For poor Cambodians, this means that in addition to losing their traditional staples like prahoc, they are not able to supplement their already meagre diets with other foods, particularly meat.

"Everything now is so expensive," said another village woman, Bhum Sap, rattling off the current prices of chicken, pork and beef, which can cost as much as five dollars a kilogramme, a fortune for Cambodia's estimated 4.6 million people struggling to live on less than one dollar a day.

Cambodia, in some ways, has become a victim of its own economic success.

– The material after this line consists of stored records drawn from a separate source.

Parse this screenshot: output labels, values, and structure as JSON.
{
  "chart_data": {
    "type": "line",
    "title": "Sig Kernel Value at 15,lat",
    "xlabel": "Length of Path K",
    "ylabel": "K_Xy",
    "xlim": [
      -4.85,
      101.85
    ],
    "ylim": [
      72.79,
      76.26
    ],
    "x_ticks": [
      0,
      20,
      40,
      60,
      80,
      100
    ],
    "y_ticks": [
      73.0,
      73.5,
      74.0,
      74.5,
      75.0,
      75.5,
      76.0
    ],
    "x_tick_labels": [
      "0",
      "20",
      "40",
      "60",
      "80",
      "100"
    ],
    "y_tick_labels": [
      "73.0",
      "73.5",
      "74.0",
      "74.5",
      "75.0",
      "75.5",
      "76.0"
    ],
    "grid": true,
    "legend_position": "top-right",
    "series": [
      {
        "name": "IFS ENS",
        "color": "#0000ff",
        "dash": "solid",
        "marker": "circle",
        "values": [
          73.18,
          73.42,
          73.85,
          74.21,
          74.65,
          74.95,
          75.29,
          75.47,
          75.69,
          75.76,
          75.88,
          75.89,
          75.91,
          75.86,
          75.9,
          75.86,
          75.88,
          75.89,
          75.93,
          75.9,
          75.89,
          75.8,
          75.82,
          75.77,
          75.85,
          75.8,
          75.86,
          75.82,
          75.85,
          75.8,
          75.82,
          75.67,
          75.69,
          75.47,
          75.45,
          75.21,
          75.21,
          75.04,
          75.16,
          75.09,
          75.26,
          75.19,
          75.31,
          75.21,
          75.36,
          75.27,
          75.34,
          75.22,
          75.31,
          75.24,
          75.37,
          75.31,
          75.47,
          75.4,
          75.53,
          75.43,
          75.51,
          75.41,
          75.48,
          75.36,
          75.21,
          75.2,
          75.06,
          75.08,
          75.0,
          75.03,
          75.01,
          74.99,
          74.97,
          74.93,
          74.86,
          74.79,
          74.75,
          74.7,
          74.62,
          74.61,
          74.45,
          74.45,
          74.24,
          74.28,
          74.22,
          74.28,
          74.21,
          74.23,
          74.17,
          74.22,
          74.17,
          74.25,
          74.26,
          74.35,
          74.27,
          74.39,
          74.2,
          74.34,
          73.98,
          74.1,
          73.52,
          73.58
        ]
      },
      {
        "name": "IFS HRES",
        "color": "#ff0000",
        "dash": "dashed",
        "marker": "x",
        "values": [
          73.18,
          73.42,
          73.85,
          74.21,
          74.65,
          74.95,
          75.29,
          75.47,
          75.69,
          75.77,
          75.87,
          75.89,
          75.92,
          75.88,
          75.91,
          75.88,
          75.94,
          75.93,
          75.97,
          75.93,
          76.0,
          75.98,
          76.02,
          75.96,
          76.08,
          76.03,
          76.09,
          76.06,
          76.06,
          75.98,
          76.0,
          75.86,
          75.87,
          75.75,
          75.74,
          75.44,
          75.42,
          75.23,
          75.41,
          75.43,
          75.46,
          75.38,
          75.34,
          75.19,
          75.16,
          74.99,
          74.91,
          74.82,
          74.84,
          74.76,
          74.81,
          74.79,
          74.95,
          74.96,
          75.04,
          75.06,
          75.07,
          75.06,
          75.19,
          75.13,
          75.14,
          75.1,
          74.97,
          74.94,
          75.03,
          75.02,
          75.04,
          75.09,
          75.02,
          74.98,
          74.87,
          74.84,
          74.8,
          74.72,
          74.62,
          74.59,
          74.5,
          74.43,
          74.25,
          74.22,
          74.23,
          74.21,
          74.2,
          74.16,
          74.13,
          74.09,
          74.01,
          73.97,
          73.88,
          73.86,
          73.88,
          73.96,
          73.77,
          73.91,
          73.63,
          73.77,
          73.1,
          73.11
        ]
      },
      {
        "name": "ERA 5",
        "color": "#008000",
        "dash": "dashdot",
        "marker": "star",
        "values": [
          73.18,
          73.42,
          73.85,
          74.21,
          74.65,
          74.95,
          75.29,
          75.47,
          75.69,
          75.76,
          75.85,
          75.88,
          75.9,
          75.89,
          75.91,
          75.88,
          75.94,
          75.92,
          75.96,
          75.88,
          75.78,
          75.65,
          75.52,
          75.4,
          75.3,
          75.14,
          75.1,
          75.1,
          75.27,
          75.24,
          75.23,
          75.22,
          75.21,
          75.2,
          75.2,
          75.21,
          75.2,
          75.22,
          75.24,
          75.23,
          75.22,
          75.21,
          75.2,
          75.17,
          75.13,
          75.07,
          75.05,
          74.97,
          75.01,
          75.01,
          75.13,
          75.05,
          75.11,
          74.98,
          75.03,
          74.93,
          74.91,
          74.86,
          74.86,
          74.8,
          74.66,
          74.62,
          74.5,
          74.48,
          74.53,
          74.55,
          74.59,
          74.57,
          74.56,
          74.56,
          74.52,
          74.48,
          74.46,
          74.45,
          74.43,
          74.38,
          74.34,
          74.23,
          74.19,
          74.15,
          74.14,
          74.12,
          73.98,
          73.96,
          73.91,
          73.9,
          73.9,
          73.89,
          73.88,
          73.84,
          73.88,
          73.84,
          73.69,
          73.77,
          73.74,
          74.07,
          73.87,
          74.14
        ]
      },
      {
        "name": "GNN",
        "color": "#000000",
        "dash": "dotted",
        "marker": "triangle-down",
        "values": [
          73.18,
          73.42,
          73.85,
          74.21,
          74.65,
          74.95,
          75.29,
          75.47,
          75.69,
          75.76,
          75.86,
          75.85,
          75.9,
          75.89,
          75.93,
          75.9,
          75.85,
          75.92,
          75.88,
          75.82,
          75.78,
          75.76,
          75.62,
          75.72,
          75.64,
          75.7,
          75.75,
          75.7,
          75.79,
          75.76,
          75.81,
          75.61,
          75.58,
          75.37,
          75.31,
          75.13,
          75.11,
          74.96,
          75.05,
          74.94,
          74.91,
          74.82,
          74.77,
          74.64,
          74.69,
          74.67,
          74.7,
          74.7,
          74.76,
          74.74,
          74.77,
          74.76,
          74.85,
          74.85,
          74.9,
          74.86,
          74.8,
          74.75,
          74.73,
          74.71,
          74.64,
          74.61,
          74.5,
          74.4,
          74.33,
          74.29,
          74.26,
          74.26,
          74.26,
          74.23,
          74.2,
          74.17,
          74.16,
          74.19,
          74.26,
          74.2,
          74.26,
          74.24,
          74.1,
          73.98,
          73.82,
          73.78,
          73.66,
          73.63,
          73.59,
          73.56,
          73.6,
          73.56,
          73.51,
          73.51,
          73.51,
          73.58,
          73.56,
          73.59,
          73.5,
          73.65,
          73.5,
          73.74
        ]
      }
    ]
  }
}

The country has recorded economic growth averaging 11 percent over the past three years, spurred on by a galloping tourism sector and strong garment and building industries.

Growing interest by foreign investors and a real estate boom that has helped create more than a few overnight millionaires have resulted in an unprecedented explosion of wealth.

But the sudden influx of cash into the fragile economy has not come without its pitfalls.

Over the past year inflation has spiked at 10.8 percent, compared with 2.8 percent at the end of 2006, driving up the cost of food and other staple goods and pushing the most vulnerable deeper into poverty.

"About 8.5 percentage points of December's inflation rate of 10.8 percent was accounted for by food price inflation," said the International Monetary Fund's Cambodia representative John Nelms.

For as many as 2.6 million people living in extreme poverty, the situation has been worsening over the last several years, which have been marked by poor harvests brought on by natural disasters such as flood or drought.

"Too many Cambodians still suffer from hunger and malnutrition for some or most of the time," the World Food Programme (WFP) said on its website.

The unrelenting rise in food costs only adds more depth to their misery.

"WFP is very concerned about the general increase of the cost of the staples, in Cambodia as well as elsewhere," the agency's country director for Cambodia, Thomas Keusters, told AFP.

Food inflation has even affected aid efforts at a crucial time, as aid agencies anticipate the need for more handouts in rural areas facing a leaner than normal year ahead.

In January last year, the WFP paid 237 dollars per metric tonne of rice, a cost that has now risen to 367 dollars a tonne, Keusters said.

"For every dollar received from the international and local donor community, we buy 55 percent less rice. With the general increase in the cost of food, the need for food assistance will not decrease," he said.

"On the contrary. As Cambodia faces new challenges such as climate change, changes in food availability, high energy prices, globalization and many more, we all need to strategise better," he said.